KABAR BIREUEN, Bireuen — Tim Tangkap Buronan (Tabur) Kejaksaan Tinggi (Kejati) Aceh berhasil mengamankan terpidana kasus penipuan, Mulyadi alias Adi Bin M. Husen, setelah buron cukup lama. Terpidana ditangkap saat berada di sebuah warung kopi di Gampong Sangso, Kecamatan Samalanga, Kabupaten Bireuen, Kamis (29/1/2026).
Kepala Kejaksaan Negeri (Kajari) Bireuen, Yarnes, SH., MH, dalam keterangannya mengatakan, penangkapan tersebut merupakan hasil pemantauan intensif Tim Tabur Kejati Aceh terhadap keberadaan terpidana yang masuk dalam Daftar Pencarian Orang (DPO).
“Terpidana Mulyadi alias Adi Bin M. Husen berhasil diamankan tanpa perlawanan saat berada di warung kopi di wilayah Samalanga,” ungkap Yarnes kepada wartawan, Jumat (30/1/2026).
BACA JUGA: Siara Nedy Pindah Tugas, Muhammad Riko Ari Pratama Jabat Kasi Pidsus Kejari Bireuen
Dijelaskannya, perkara tersebur bermula pada Sabtu, 13 Februari 2021 sekitar pukul 21.00 WIB di Desa Panggol, Kecamatan Muara Dua, Kota Lhokseumawe. Saat itu, terpidana terbukti membantu terjadinya tindak pidana penipuan sebagaimana diatur dalam Pasal 378 juncto Pasal 56 ke-2 Kitab Undang-Undang Hukum Pidana (KUHP).
Berdasarkan Putusan Mahkamah Agung Republik Indonesia Nomor 214 K/Pid/2022 tanggal 30 Maret 2022, atas permohonan kasasi Penuntut Umum pada Kejari Bireuen, Mulyadi dinyatakan terbukti secara sah dan meyakinkan bersalah melakukan tindak pidana penipuan. Dia dijatuhi pidana penjara selama dua tahun.
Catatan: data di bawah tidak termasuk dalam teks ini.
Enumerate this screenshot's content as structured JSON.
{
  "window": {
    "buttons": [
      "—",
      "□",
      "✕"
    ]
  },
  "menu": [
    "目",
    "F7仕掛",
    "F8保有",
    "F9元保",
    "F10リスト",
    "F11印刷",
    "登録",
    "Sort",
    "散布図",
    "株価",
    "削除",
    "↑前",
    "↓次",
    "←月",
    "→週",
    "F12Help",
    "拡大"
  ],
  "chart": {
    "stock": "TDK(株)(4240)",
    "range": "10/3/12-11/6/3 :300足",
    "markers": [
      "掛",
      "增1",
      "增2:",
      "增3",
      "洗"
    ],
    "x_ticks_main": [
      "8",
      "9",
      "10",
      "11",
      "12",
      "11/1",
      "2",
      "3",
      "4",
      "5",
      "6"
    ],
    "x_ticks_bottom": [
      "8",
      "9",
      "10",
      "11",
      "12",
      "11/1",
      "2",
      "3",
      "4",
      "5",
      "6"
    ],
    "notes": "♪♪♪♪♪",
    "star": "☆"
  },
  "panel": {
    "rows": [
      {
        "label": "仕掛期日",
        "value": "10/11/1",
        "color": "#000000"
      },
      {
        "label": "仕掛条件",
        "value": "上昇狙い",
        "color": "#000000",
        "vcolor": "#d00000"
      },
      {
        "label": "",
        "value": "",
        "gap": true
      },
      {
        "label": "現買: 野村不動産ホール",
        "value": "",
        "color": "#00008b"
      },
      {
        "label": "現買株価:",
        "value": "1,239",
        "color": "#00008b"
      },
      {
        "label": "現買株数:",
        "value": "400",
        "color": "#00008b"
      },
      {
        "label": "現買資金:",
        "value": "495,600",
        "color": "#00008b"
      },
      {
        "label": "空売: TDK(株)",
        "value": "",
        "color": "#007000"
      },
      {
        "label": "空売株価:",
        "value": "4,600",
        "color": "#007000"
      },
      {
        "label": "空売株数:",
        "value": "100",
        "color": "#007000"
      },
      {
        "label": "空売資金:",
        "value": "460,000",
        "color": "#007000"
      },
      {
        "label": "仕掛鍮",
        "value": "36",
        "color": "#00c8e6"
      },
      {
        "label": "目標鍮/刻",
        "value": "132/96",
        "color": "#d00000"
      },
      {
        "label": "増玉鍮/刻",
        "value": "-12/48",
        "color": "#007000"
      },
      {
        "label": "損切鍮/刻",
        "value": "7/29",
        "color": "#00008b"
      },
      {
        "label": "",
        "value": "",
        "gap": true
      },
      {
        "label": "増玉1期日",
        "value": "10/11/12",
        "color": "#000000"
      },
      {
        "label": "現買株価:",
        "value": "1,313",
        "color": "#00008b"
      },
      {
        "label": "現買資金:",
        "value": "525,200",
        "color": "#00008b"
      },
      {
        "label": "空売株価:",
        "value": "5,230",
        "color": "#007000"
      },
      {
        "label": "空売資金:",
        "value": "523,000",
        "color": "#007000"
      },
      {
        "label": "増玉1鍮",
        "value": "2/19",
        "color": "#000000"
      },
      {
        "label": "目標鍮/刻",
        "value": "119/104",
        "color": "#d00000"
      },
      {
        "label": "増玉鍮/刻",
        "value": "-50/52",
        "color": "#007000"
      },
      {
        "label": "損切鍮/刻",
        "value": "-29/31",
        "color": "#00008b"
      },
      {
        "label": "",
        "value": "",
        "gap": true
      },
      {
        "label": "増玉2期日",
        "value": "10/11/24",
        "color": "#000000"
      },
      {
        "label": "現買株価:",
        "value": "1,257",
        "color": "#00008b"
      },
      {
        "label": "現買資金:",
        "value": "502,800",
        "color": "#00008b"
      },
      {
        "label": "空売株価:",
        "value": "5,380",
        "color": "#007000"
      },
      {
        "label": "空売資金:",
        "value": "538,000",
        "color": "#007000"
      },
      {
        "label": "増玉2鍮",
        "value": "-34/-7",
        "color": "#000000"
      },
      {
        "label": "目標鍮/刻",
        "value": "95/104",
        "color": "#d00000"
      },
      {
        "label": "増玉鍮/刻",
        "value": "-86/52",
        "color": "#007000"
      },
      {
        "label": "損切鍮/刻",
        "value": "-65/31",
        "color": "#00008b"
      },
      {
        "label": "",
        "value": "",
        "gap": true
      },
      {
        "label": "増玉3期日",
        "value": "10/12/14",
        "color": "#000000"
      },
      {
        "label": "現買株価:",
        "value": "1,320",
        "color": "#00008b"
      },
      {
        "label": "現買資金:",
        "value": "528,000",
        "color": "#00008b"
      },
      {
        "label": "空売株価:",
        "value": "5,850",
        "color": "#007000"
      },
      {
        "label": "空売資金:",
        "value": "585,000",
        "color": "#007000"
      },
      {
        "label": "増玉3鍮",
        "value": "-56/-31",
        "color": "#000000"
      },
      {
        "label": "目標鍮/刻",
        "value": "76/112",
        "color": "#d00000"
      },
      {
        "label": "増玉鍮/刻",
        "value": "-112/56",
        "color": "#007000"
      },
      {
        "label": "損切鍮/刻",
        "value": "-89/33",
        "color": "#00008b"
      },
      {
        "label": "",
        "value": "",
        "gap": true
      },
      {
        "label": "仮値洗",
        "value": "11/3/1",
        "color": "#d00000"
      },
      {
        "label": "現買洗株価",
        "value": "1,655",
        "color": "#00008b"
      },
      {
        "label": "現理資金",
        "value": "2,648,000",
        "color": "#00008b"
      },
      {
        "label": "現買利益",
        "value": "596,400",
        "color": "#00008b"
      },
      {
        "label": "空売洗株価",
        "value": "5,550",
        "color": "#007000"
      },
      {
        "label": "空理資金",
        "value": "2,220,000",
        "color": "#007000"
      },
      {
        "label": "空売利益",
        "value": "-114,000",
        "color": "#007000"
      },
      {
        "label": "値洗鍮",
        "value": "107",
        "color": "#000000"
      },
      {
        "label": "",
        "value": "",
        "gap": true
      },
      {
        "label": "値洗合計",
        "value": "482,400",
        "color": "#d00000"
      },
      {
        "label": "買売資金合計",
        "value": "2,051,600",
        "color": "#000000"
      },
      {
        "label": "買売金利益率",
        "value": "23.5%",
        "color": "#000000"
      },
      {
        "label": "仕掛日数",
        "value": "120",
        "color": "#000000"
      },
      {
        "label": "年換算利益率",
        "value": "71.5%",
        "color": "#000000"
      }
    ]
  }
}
Namun, setelah putusan berkekuatan hukum tetap, terpidana tidak memenuhi panggilan jaksa. Pihak Kejari Bireuen telah beberapa kali melayangkan pemanggilan secara patut ke alamat tempat tinggalnya, namun yang bersangkutan tak pernah berada di tempat dan tidak menunjukkan itikad baik untuk menjalani hukuman.
“Yang bersangkutan tidak kooperatif dan tidak memenuhi panggilan jaksa, sehingga dimasukkan dalam daftar pencarian orang,” sebut Yarnes.
Melalui Program Tabur, Kejaksaan Negeri Bireuen mengimbau seluruh terpidana maupun tersangka yang masuk dalam DPO agar segera menyerahkan diri dan mempertanggungjawabkan perbuatannya.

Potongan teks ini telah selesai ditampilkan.